Die traditionelle Prozession ist kleiner, ohne ausländische Pilger und Christen aus dem Westjordanland, aufgrund des Gaza-Kriegs.

Christliche Gläubige gehen mit einem Kreuz während einer Karfreitagsprozession.
Foto: Ilia Yefimovich/dpa

Der Menschenzug windet sich durch enge Gassen, vorbei an israelischen Soldaten und Polizisten mit Schnellfeuergewehren. Singend und betend ziehen mehrere Tausend Christen die Via Dolorosa entlang, den Schmerzensweg von Jesus Christus.

Die traditionelle Karfreitagsprozession in der Altstadt von Jerusalem verläuft in diesem Jahr anders als in den vorangegangenen Jahren. Es nehmen viel weniger Gläubige als üblich an dem Weg von der Geißelungskirche zur Grabeskirche teil, wo Jesus gemäß der christlichen Tradition begraben wurde.

Es sind vor allem palästinensische Christen. «Es ist ein trauriges Jahr, wegen der tragischen Situation in Gaza», sagt Daud Maliha (47), einer der Pilger. «Wir gedenken des Leidens der Menschen dort und des Leidens Christi, wenn wir den Pfad gehen, der ihn zu seiner Kreuzigungsstätte führte.» Der seit fast sechs Monaten dauernde Krieg im Gazastreifen hat ausländische Pilger weitgehend davon abgehalten, nach Jerusalem zu reisen.

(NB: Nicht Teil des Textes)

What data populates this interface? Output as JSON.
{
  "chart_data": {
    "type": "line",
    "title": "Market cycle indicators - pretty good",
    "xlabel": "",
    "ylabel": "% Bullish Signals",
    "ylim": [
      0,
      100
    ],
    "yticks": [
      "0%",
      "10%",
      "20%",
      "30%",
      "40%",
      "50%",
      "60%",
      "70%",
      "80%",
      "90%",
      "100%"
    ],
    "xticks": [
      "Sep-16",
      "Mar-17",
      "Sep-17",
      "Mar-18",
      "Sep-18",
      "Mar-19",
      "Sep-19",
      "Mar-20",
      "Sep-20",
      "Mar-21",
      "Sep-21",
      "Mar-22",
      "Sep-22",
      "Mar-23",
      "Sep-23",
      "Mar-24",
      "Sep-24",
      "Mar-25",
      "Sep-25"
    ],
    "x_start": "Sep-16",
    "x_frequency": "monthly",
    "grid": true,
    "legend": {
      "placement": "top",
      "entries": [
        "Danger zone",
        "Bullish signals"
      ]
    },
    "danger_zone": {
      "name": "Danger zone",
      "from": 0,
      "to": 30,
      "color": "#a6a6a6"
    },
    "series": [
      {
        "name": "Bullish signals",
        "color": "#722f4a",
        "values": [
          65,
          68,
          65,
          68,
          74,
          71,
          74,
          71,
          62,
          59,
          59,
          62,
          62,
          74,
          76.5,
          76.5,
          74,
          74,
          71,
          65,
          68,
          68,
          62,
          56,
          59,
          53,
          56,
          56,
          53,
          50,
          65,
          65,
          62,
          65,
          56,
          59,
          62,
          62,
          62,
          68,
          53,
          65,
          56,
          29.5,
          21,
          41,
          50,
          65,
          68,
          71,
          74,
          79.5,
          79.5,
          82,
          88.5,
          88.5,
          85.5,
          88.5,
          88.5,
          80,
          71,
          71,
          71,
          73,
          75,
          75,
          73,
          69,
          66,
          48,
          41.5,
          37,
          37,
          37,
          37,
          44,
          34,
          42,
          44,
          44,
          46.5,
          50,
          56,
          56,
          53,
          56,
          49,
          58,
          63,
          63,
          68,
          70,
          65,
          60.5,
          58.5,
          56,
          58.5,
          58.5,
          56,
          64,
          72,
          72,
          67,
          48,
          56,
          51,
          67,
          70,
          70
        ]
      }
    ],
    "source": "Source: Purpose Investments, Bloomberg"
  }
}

Der beispiellose Überfall von Terroristen der Hamas und anderer extremistischer Gruppen am 7. Oktober löste ihn aus. Die Invasoren töteten fast 1200 Menschen und verschleppten weitere 250 als Geiseln in den Gazastreifen. Israel reagierte mit massiven Luftangriffen und einer Bodenoffensive. Laut Angaben der von der Hamas kontrollierten Gesundheitsbehörde kamen im Krieg mehr als 32.000 Palästinenser ums Leben – wobei nicht zwischen Kämpfern und Zivilisten unterschieden wird.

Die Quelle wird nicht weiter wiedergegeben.